Setting aside the fact that he sounds insane, let’s talk about, well, locker room talk. Trump used those three words three separate times as a justifier for the offensive comments he made in 2005. It’s a cheap excuse that almost says more about his character than the comment itself. And one that also mischaracterizes all men in one fell swoop.
“Locker room talk” as a catchy phrase perpetuates the toxic notion that a) men need only be respectful of women when women are around and b) this kind of behavior is so ubiquitous we should all shrug it off. Here’s another way to put it: Trump believes integrity only matters when there’s an audience to see it, and he thinks we all feel that way. If that isn’t a dangerous pillar around which to build a presidential campaign, I don’t know what is.
His inability to understand the gravity of his own remarks speaks to his identity as the worst kind of manipulator. The statement he made last Friday after the news exploded rang all the wrong bells. Writer Leah McElroth took to her Twitter on Saturday to break it down here. It’s worth a read.

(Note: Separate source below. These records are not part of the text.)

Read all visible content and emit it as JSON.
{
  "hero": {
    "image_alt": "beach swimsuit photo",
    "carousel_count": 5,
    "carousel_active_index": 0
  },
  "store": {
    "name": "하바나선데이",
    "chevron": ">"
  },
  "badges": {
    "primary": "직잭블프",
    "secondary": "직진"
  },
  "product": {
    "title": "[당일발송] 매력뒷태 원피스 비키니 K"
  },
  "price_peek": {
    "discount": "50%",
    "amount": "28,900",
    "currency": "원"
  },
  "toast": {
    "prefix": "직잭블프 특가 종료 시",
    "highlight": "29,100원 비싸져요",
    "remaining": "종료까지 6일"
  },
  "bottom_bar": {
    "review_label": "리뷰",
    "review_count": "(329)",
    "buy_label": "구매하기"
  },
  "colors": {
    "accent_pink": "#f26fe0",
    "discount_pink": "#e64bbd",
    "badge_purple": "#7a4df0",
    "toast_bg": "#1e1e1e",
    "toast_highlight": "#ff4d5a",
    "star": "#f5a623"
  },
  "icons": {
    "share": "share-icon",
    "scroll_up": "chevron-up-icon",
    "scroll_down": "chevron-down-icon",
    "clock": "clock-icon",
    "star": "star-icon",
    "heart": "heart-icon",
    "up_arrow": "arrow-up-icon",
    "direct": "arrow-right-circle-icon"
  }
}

But he did more than reveal the nature of his integrity in that Friday statement and subsequent apology last night, he also took down his entire gender in the process. Here’s a man who has promised to protect every American, to fight for every family, to fix every problem in this country and make it great. And yet he doesn’t understand a core tenet of human decency: respect. For women and all the girls who are learning their value, certainly, but also for his fellow men and all the boys who are learning how to wield their power.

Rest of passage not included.